AUSTIN, Minn. – The second commercial year of dicamba tolerant soybeans is nearly done. For this upcoming third field year, growers, agronomists and seed companies are reviewing the results. The big question on growers’ minds is what the future of this technology is and how will dicamba applications change.

The first year dicamba tolerant soybeans were commercially available, 2017, was a controversial season. Weed control with dicamba based herbicides was effective and growers were excited to have this tool available. On the other hand, the issues with application caused problems for other growers.

“Many weed control problems that were prevalent pre-dicamba were rectified in 2017. Instead of weed control issues, application concerns and off-site damage were the new concerns regarding dicamba,” said Nick Schiltz, Agricultural Science instructor with Riverland Community College, Austin. “New issues arose that season that have been corrected in some degree in 2018.”

The stringent label restrictions that were put in place at both state and federal levels for dicamba-based herbicides labeled for use on soybeans appear to have been effective.

“Iowa State University Extension reported that offsite movement was lower this year than what it was in 2017,” said Schiltz. “That could be due to more growers are growing dicamba soybeans, more closely following label restrictions, and also better technologies available in the market for growers to use.”

Another contributing factor would be the wet spring and late planting. Dicamba application is restricted to before June 20 in Minnesota. Many growers were not able to meet that application timeframe, so while they had the tolerant varieties in the field, they did not get the herbicide applied. Dicamba restrictions are also set for the first reproductive stage (R1) or beginning flower set in soybeans.

“In terms of yield of the dicamba soybeans, yields have been very nice,” he said. “Amongst all seed companies, dicamba yield results have steadily increased with each successive season. For years, companies stockpiled soybean reserves and invested heavily into research and development into this new mode of action for soybean weed control. With all the generations, better selection and breeding yields better products.

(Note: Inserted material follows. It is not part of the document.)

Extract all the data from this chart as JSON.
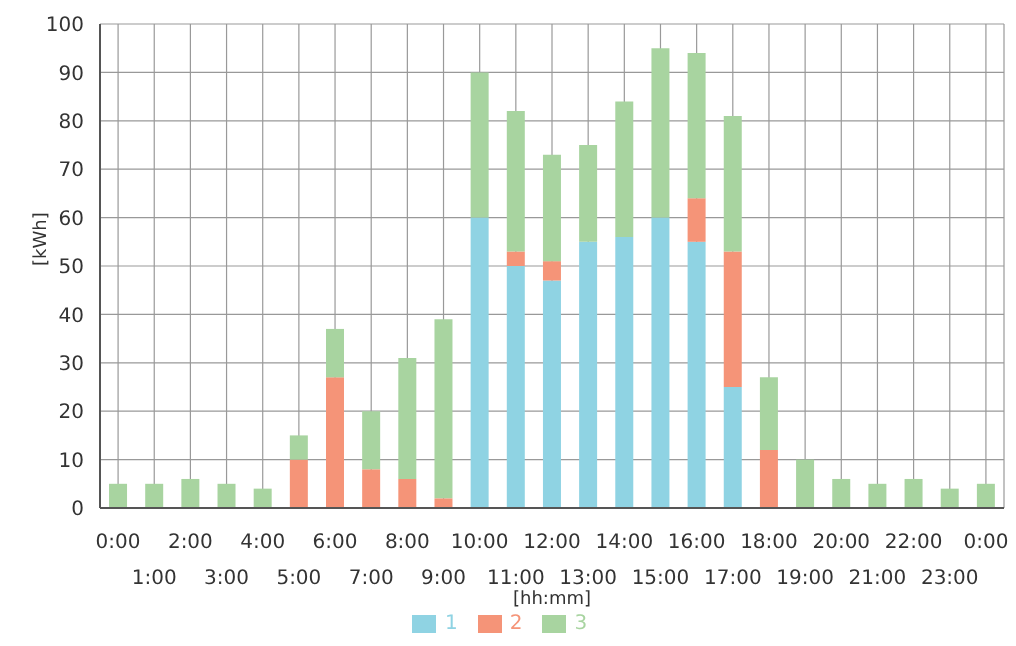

The yields are on-par and/or exceeding that of the Roundup Ready soybeans.”

Improved yields and improved application practices are good news for growers looking to take advantage of the technology in 2019.

The seed companies that offer the dicamba tolerant soybeans, Monsanto, Pioneer and Syngenta are looking to expand and push those beans.

“Certainly, there has been a shrinking of non-dicamba soybeans on the market. There has been less and less available. Seed companies understand growers’ concerns for weed control and are pushing new varieties onto the market to use as result,” he said. “This rivals the period of when Roundup Ready was introduced in the late 1990s. With each season, less and less conventional and non-Roundup Ready soybeans were available on a wide scale. In 2018, the same reasons why Roundup was introduced are the reasons Roundup Ready 2 Xtend are being produced. There was acceptance and a big push to release these products for growers to use.”

Not unlike Roundup, growers also seem more inclined to buy dicamba beans as the product as it enters its fourth year in the fields. If anything, planting dicamba tolerant beans is an insurance policy – insurance against potentially difficult weeds and insurance against potential off-target movement.

In the end, it will all come down to costs. Profit margins for growers are getting increasingly tight. For growers getting good yields and weed control without the added trait, the costs may not be justified. Other growers fighting resistant weeds that are taking away yield, they have a real need for this product.

It is still unknown if or how label restrictions may change on the dicamba-based herbicides for 2019 applications.

“Think about how remarkable this science is. 2,4-D was the first major chemical herbicide available in the 1940s. Herbicides were used in ounces instead of in pounds. It was also one of the first non-selective herbicides available to control all broad leaves. With the advances in soybean breeding during the 1980s and 1990s, growers are using a similar herbicide to kill weeds in a broadleaf crop,” said Schiltz. “While it is a wildly scientific feat, there needs to be development and there needs to be refinement on how we utilize this.”